When you realise that you also realise that you can’t stop forever bad things to happen to you and also you can’t always have what you desired – so in end, where is happiness? Well, as all of us seem to know but not to experience, happiness is inside of you. When something happens to you is you who qualified it as good or bad; that’s why different people react differently from the same experience. And here is the key for happiness: be equanime. Change the reactive pattern of your mind for one of balanced observation.
Stop generation aversion, stop generating craving. And observe what is happening, observe what are your sensations, and only then act; but don’t react. Because when you do so, you generate suffering. By complaining, exploding in anger, invading with passion, you loose your balance and generate a seed of suffering. And then, when that situation or something similar happens, you just react; but this time worse because you have more hanger/rage/sadness/anxiety/passion inside of you. And this is one never ending growing snowball.
When I was there I could feel my hanger, my anxiety, my passion, my desperation. And by being persistent I could just observing the sensations it provoke in me and let them go. Nor even once I wanted to leave (also because of all the strength Roland, Constantin, Yvan, Joana gave me).
Whenever I was feeling some feelings regarding give up, I just used that for my analysis, for training my equanimity.

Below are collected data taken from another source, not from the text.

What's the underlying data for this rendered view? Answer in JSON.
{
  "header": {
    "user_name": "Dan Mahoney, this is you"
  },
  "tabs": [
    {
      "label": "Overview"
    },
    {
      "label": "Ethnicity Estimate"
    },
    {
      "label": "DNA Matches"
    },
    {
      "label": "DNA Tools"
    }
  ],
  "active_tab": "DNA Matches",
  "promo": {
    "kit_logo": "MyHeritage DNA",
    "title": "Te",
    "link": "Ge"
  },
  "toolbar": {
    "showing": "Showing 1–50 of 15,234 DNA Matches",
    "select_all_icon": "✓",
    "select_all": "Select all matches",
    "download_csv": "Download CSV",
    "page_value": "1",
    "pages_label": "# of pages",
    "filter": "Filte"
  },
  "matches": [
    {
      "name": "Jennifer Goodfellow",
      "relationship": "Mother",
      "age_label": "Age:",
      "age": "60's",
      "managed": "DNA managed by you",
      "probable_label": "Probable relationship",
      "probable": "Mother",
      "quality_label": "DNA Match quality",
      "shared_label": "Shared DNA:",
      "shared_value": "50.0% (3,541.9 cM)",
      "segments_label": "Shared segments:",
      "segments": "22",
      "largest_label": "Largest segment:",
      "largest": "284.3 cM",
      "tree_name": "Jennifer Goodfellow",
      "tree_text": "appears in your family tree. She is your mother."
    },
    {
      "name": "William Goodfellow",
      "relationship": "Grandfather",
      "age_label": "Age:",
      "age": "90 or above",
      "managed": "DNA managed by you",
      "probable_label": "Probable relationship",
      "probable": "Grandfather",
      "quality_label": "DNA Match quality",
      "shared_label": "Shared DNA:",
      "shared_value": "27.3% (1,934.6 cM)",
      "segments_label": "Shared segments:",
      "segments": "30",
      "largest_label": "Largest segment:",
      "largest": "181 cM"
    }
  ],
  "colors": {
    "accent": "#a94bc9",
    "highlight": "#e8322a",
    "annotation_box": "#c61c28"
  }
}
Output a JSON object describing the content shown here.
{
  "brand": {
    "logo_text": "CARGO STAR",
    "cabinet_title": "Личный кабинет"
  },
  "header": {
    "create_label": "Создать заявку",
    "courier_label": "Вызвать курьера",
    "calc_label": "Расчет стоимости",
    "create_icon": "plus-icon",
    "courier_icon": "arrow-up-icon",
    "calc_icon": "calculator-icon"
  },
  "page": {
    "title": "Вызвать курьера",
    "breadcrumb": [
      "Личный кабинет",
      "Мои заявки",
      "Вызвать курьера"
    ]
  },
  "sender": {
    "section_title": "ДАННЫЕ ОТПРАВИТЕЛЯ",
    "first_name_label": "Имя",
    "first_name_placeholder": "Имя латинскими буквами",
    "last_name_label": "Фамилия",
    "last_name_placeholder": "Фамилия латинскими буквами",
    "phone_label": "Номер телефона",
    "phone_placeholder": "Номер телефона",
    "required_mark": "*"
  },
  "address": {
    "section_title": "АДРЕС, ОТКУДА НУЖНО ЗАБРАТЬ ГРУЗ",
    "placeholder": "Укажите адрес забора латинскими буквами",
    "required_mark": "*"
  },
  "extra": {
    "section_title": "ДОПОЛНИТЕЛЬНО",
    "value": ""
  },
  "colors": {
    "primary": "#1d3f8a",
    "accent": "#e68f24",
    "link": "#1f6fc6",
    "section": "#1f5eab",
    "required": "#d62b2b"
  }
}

And I also felt such an enormous happiness!!! I just wanted all of you there for me to share it! It was a never ending, truth, powerful happiness; all I really wanted was to share with you this knowledge, this experience so then you can feel the same! And because of that I just was more exciting to continue – if I learnt everything, I could be really able to share it. But I learnt it is a long path in which I was just giving the first step.